Still, pharma isn’t popping the champagne heading into the holidays. The industry is still smarting from a White House decision this month to drop exclusivity language for biologics from the U.S.-Mexico-Canada trade agreement. The Trump administration also is likely to announce executive orders approving Florida’s plan to import prescription drugs from Canada as well as a proposal that would tie drug prices for physician-administered drugs to an index of prices paid in countries where governments set drug prices.


Republicans and Democrats on Capitol Hill agree on the need to address unexpected bills for out-of-network medical care, and President Donald Trump also urged action. But an agreement on a solution remains elusive.

Last weekend, leaders of the Senate HELP Committee and House Energy and Commerce Committee announced an agreement on a legislative solution. But leaders on the House Ways and Means Committee – including Chairman Richard Neal, D-Mass., and ranking Republican Kevin Brady, R-Texas –released their own strategy for addressing surprise bills. The committee proposal would rely on an independent arbitration to resolve payments. The proposal from the Senate HELP and House Energy and Commerce committees would set a benchmark payment rate.

Tempers flared on Capitol Hill over the legislative perceived turf war. Reps. Frank Pallone, D-N.J., and Greg Walden, R-Ore., and Sen. Lamar Alexander, R-Tenn., believe they have a proposal that can become law before the end of this year and that Neal has upended that progress. But hospitals and doctors oppose the bicameral proposal and have said it could jeopardize patients’ access to care.

Despite bipartisan agreement on the importance of the issue, a solution will now almost certainly have to wait until 2020, if it happens at all.

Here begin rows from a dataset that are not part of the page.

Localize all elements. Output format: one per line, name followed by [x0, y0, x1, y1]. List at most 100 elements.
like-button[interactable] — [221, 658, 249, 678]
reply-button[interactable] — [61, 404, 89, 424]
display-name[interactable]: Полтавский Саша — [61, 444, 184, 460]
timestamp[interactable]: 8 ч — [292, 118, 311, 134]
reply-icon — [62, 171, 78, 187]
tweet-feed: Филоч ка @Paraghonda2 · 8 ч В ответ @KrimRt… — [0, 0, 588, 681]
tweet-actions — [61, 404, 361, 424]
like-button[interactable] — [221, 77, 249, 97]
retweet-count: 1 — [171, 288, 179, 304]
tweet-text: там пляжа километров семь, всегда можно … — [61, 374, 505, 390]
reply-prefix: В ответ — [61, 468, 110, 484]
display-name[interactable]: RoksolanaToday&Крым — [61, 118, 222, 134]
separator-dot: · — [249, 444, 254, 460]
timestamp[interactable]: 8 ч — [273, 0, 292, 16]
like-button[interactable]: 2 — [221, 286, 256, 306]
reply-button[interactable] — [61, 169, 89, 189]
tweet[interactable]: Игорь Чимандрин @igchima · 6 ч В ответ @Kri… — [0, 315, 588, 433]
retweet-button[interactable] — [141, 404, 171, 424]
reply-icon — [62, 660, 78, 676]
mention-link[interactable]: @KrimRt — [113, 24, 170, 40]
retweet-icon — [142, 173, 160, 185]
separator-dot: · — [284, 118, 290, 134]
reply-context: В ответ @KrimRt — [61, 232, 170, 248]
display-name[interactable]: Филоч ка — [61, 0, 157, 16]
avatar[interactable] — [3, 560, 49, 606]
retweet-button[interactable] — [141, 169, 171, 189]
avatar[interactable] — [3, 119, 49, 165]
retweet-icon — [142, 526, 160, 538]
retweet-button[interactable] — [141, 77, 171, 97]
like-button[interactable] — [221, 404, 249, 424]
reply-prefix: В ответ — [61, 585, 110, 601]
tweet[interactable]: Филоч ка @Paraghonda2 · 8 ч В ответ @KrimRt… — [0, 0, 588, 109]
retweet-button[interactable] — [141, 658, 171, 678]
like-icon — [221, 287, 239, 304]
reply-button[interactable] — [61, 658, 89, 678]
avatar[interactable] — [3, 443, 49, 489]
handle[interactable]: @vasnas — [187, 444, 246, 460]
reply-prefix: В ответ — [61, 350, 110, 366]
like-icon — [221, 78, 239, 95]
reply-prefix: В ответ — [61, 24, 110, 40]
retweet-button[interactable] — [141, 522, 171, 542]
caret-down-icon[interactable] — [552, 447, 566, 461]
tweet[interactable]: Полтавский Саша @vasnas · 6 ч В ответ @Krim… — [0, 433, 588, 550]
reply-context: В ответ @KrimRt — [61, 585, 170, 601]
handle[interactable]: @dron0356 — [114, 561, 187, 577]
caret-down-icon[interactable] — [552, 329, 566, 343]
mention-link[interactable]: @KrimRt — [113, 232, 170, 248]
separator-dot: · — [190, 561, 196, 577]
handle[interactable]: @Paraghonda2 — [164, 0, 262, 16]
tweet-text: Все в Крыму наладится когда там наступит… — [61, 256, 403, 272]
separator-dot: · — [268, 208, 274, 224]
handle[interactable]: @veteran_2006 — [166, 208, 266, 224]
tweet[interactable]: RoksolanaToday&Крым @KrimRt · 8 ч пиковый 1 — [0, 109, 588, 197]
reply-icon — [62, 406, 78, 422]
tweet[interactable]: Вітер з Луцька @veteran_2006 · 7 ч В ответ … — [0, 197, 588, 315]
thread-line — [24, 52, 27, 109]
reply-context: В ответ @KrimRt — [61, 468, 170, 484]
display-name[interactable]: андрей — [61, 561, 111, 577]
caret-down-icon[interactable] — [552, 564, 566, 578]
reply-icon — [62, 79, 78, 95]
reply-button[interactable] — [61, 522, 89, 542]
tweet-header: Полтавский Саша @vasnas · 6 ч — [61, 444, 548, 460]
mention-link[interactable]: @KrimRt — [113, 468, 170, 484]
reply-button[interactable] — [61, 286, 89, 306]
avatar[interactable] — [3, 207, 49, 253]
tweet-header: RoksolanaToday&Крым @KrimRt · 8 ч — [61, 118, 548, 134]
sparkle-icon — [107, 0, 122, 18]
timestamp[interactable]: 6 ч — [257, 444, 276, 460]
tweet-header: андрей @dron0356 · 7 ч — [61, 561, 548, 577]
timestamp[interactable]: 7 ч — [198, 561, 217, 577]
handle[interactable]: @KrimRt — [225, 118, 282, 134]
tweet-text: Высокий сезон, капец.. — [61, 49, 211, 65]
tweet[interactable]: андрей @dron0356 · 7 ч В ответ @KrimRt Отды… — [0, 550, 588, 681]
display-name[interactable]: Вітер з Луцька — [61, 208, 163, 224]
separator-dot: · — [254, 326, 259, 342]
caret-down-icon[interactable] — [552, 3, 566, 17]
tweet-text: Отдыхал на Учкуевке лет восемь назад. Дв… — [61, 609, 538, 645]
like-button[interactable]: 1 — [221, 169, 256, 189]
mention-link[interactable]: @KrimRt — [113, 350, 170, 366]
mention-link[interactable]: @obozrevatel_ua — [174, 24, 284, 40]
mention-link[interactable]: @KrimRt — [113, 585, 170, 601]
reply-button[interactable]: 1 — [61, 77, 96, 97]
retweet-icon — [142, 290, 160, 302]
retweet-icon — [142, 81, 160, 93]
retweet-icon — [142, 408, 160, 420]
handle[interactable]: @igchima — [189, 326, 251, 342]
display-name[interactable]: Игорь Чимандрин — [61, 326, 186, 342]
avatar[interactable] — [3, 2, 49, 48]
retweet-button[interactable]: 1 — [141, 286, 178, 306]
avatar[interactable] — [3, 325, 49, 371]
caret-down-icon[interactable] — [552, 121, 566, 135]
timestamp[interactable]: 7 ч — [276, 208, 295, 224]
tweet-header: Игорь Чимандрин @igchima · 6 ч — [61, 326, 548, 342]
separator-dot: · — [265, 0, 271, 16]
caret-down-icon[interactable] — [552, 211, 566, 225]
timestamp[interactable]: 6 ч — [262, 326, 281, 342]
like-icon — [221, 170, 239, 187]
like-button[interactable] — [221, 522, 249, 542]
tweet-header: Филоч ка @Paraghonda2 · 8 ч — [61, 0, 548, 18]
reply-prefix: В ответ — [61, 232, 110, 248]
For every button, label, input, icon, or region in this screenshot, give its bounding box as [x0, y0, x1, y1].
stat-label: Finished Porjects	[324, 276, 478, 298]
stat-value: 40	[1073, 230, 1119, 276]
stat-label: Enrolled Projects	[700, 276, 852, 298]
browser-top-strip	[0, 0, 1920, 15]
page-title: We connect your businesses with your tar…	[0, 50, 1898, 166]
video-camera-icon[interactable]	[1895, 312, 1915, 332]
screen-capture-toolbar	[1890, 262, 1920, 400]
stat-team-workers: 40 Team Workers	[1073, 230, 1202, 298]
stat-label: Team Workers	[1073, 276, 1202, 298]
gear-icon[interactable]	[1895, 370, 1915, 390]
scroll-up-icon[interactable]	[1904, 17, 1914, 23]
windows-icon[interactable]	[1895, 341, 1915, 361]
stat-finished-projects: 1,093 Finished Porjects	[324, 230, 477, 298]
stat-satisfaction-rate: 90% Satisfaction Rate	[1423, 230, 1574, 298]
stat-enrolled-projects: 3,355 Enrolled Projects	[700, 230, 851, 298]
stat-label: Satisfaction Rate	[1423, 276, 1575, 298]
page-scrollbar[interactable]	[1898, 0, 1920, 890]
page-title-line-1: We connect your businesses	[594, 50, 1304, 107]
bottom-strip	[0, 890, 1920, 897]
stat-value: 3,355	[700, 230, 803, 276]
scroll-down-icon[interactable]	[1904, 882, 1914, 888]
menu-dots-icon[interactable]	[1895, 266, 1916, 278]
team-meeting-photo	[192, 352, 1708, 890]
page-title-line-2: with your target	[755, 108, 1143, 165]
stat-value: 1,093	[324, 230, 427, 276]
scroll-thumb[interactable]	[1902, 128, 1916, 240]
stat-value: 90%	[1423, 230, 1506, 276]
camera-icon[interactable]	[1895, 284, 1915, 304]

Senate Minority Leader Chuck Schumer, D-N.Y., is the latest lawmaker to express concerns over the safety and security of active pharmaceutical ingredients from China.

In a letter to Comptroller General Gene Dodaro, Schumer requested that the Government Accountability Office “investigate the capability of the United States to manufacture finished pharmaceutical products and active pharmaceutical ingredients.”

Concern grew on Capitol Hill after the 2019 annual report from the U.S.-China Economic and Security Review Commission highlighted American reliance on pharmaceuticals and active pharmaceutical ingredients from China as a key concern. The commission found that “U.S. consumers may be unknowingly accepting risks associated with drugs originating from China” because of ineffective regulation in China and that China could use U.S. reliance on its products as an economic weapon.

Earlier this month, a bipartisan group of senators wrote to Defense Secretary Mark Esper requesting a staff briefing to address several questions regarding national security risks posed by reliance on Chinese products. The House Energy and Commerce Committee has taken an active interest as well, with recent hearings in both its health and oversight subcommittees on the security of the pharmaceutical supply chain.


The bipartisan leadership of the two principal House committees with jurisdiction on health policy wrote to Centers for Medicare & Medicaid (CMS) Administrator Seema Verma last week regarding their concerns with the Medicare Plan Finder that seniors use to evaluate insurance options.

Reps. Frank Pallone, D-N.J., Greg Walden, R-Ore., Richard Neal, D-Mass., and Kevin Brady, R-Texas, highlighted recent reports from consumer advocates and counselors who help seniors shop for Medicare plans. According to the lawmakers, concerns emerged during the recent open enrollment period that an updated Medicare Plan Finder website “was confusing, generated incorrect results, and inadvertently led beneficiaries to select plans with lower premiums but higher overall costs.”

The committee leaders requested a staff briefing and written responses regarding the problems with the Plan Finder and efforts to correct those errors. Because Medicare Open Enrollment closed Dec. 7, they also urged CMS to hold a Special Enrollment Period for beneficiaries who may have been subjected to problems when selecting their plans.